The daunting cost of homebuilding is ratcheted up by a shortage of skilled tradespeople. While the demand for maintenance and repair services skyrocket, especially during cold winters, local companies struggle to keep staff. Government-backed programs, such as Aurora College’s range of apprenticeship programs, have to be ramped up and adapted to employ the untapped workforce in the communities.
If the NWT is to grow, we must build more capacity in the communities. What does capacity mean?
Capacity means having people providing services in their own communities, from government, to house construction and maintenance, counselling, elder care, the list goes on.
It has to start with an education system designed for the people it serves, meeting national standards, and producing graduates to national levels.
It was not the decision of the Dene, Metis, Inuvialuit leaders to discontinue the once-successful teachers and social work diploma programs which were specifically designed to groom their people for working in their communities.
They didn’t cut the natural resources technology program, the recreation leaders program, the social work program and the criminal justice program.
It was not their decision to disband the language bureau, court workers, and northern-based treatment centers nor pour resources into a polytechnic university when the K-12 school system fails to produce the students who could take advantage of higher education.
We have little capacity in the communities because the senior staff based in Yellowknife make decisions about how MLAs’ policies are interpreted and carried out.
Assembly after assembly, addictions problems persist, housing crumbles, education and incomes lag, all of which prevent growth and progress in the communities. Half of the NWT population is Dene, Metis, Inuvialuit.
The territory can be an example to the rest of the world regarding education and employment for the Original Land Owners.
The Dene, Metis and Inuvialuit have been building capacity outside Yellowknife.
They have created their own governments – Inuvialuit Regional Corporation, Gwich’in Tribal Council, Sahtu Secretariat, Dehcho First Nations, Tłı̨chǫ Government, Akaitcho Territory Government, North Slave Métis Alliance, Northwest Territory Métis Nation.

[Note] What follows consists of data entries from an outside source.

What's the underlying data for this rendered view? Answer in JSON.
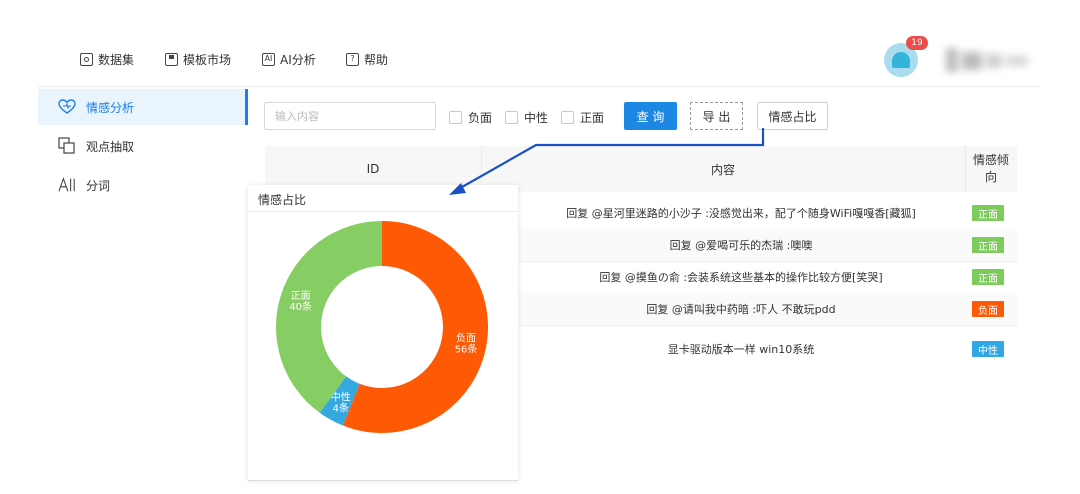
{
  "nav": {
    "items": [
      {
        "label": "数据集",
        "icon": "dataset-icon"
      },
      {
        "label": "模板市场",
        "icon": "template-icon"
      },
      {
        "label": "AI分析",
        "icon": "ai-icon",
        "icon_text": "AI"
      },
      {
        "label": "帮助",
        "icon": "help-icon",
        "icon_text": "?"
      }
    ],
    "notification_count": "19"
  },
  "sidebar": {
    "items": [
      {
        "label": "情感分析",
        "icon": "heart-icon",
        "active": true
      },
      {
        "label": "观点抽取",
        "icon": "extract-icon",
        "active": false
      },
      {
        "label": "分词",
        "icon": "segment-icon",
        "active": false
      }
    ]
  },
  "toolbar": {
    "search_placeholder": "输入内容",
    "search_value": "",
    "filters": [
      {
        "label": "负面",
        "checked": false
      },
      {
        "label": "中性",
        "checked": false
      },
      {
        "label": "正面",
        "checked": false
      }
    ],
    "query_label": "查 询",
    "export_label": "导 出",
    "ratio_label": "情感占比"
  },
  "table": {
    "headers": {
      "id": "ID",
      "content": "内容",
      "sentiment_line1": "情感倾",
      "sentiment_line2": "向"
    },
    "rows": [
      {
        "content": "回复 @星河里迷路的小沙子 :没感觉出来，配了个随身WiFi嘎嘎香[藏狐]",
        "sentiment": "正面"
      },
      {
        "content": "回复 @爱喝可乐的杰瑞 :噢噢",
        "sentiment": "正面"
      },
      {
        "content": "回复 @摸鱼の俞 :会装系统这些基本的操作比较方便[笑哭]",
        "sentiment": "正面"
      },
      {
        "content": "回复 @请叫我中药暗 :吓人 不敢玩pdd",
        "sentiment": "负面"
      },
      {
        "content": "显卡驱动版本一样 win10系统",
        "sentiment": "中性"
      }
    ]
  },
  "popup": {
    "title": "情感占比"
  },
  "chart_data": {
    "type": "pie",
    "donut": true,
    "title": "情感占比",
    "categories": [
      "负面",
      "中性",
      "正面"
    ],
    "values": [
      56,
      4,
      40
    ],
    "labels": [
      "负面\n56条",
      "中性\n4条",
      "正面\n40条"
    ],
    "colors": [
      "#fe5a05",
      "#35a8e0",
      "#86ce63"
    ]
  },
  "colors": {
    "accent": "#1d87e4",
    "positive": "#7dcb5b",
    "negative": "#fe5a05",
    "neutral": "#2ea9e6"
  }
}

Their future success will determine the future success of the GNWT. Policies and spending on developing the communities and regions will speed up the historically slow process.
The GNWT has built enormous capacity in the Yellowknife-based civil service with over 6,000 well-paid, highly educated and committed (living in the North is proof of that) civil servants working with a $2 billion annual budget.

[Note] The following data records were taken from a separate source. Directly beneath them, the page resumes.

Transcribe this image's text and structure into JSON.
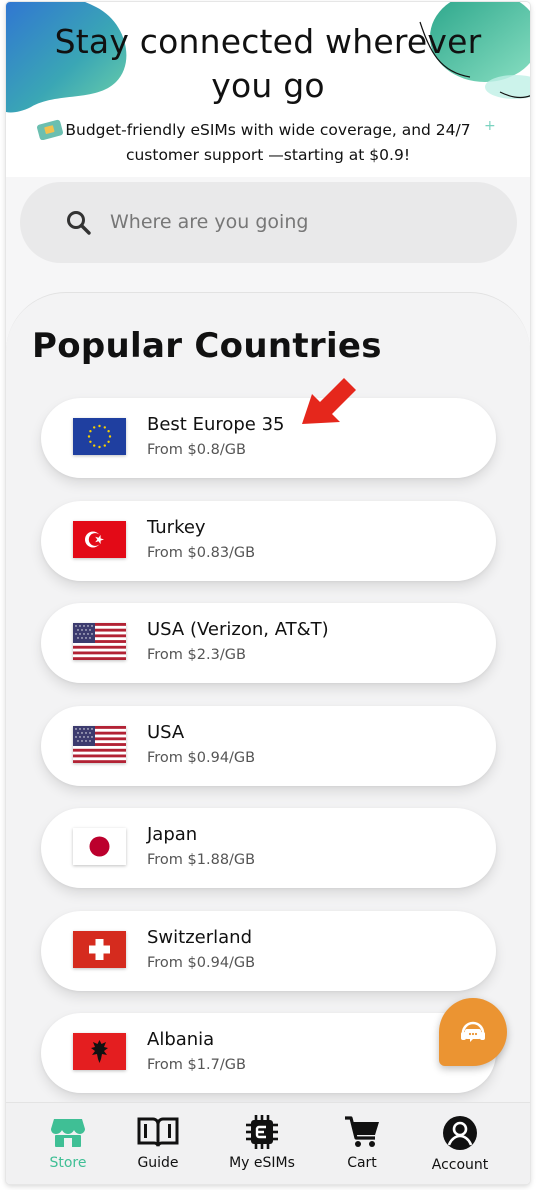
{
  "hero": {
    "title": "Stay connected wherever you go",
    "subtitle": "Budget-friendly eSIMs with wide coverage, and 24/7 customer support —starting at $0.9!"
  },
  "search": {
    "placeholder": "Where are you going"
  },
  "popular": {
    "title": "Popular Countries",
    "items": [
      {
        "name": "Best Europe 35",
        "price": "From $0.8/GB",
        "flag": "eu-flag"
      },
      {
        "name": "Turkey",
        "price": "From $0.83/GB",
        "flag": "turkey-flag"
      },
      {
        "name": "USA (Verizon, AT&T)",
        "price": "From $2.3/GB",
        "flag": "usa-flag"
      },
      {
        "name": "USA",
        "price": "From $0.94/GB",
        "flag": "usa-flag"
      },
      {
        "name": "Japan",
        "price": "From $1.88/GB",
        "flag": "japan-flag"
      },
      {
        "name": "Switzerland",
        "price": "From $0.94/GB",
        "flag": "switzerland-flag"
      },
      {
        "name": "Albania",
        "price": "From $1.7/GB",
        "flag": "albania-flag"
      }
    ]
  },
  "nav": {
    "items": [
      {
        "label": "Store",
        "icon": "store-icon",
        "active": true
      },
      {
        "label": "Guide",
        "icon": "book-icon",
        "active": false
      },
      {
        "label": "My eSIMs",
        "icon": "chip-icon",
        "active": false
      },
      {
        "label": "Cart",
        "icon": "cart-icon",
        "active": false
      },
      {
        "label": "Account",
        "icon": "account-icon",
        "active": false
      }
    ]
  },
  "colors": {
    "accent_green": "#3fbf95",
    "support_orange": "#eb9432",
    "annotation_red": "#e5271c"
  }
}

What they and we need to be more successful is clear, consistent direction from successive legislative assemblies to grow the communities and the NWT outside Yellowknife.
In early 2020, Northerners witnessed the GNWT staff mobilize and adapt in response to the COVID-19 pandemic. Then this summer the forest fires hit, forcing an evacuation. No lives were lost, but miscommunication happened and the allocation of resources will have to be examined. The GNWT is not known for learning from its mistakes. That has to change.

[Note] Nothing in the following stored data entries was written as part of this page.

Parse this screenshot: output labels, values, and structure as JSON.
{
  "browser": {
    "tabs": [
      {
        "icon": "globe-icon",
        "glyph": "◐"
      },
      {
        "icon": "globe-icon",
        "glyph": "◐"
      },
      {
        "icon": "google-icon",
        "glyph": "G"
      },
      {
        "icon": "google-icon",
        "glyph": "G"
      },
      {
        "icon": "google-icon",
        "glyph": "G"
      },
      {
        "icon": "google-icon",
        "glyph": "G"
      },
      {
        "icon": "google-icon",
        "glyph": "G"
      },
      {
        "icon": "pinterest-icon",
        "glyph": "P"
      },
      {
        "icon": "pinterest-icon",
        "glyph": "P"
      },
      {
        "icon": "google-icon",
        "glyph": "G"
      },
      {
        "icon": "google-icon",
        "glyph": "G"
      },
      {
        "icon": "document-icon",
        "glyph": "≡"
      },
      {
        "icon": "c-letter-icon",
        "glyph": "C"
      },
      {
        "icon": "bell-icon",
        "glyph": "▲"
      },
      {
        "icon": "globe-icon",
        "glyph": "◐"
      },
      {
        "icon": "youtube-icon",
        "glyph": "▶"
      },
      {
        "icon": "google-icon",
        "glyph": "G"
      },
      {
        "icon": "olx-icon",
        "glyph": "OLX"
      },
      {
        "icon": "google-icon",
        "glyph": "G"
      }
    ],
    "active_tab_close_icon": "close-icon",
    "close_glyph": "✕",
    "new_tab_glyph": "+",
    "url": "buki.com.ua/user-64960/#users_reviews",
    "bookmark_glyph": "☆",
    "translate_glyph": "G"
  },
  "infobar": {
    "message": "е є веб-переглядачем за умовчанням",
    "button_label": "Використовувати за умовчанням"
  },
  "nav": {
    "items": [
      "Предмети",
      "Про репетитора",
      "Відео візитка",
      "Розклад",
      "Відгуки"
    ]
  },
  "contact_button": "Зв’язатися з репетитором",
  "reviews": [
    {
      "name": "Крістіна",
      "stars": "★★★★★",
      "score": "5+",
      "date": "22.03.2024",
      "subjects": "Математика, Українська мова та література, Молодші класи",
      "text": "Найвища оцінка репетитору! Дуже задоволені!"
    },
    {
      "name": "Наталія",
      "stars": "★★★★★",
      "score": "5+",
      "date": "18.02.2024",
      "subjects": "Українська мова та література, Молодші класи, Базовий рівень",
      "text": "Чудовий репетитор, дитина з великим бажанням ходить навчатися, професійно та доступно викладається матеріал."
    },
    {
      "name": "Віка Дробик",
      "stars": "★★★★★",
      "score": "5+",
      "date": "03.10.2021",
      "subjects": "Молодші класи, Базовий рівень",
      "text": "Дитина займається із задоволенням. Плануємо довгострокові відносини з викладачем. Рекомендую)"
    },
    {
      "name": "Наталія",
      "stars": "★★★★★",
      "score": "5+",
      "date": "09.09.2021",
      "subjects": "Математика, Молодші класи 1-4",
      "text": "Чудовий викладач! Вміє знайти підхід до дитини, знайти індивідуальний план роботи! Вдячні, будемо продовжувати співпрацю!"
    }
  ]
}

A response of similar scope and intensity is required to launch the new mission of raising the quality of life and opportunity for the Dene, Metis, and Inuvialuit in the communities. Programs must be designed with robust outreach services that engage the population rather than simply exist. Too many program services are only triggered if first, people hear of them, and second, if they are able to access them through a complicated application process. Accountability is critical but it’s not the goal of support programs, building capacity so people don’t need those supports is the goal.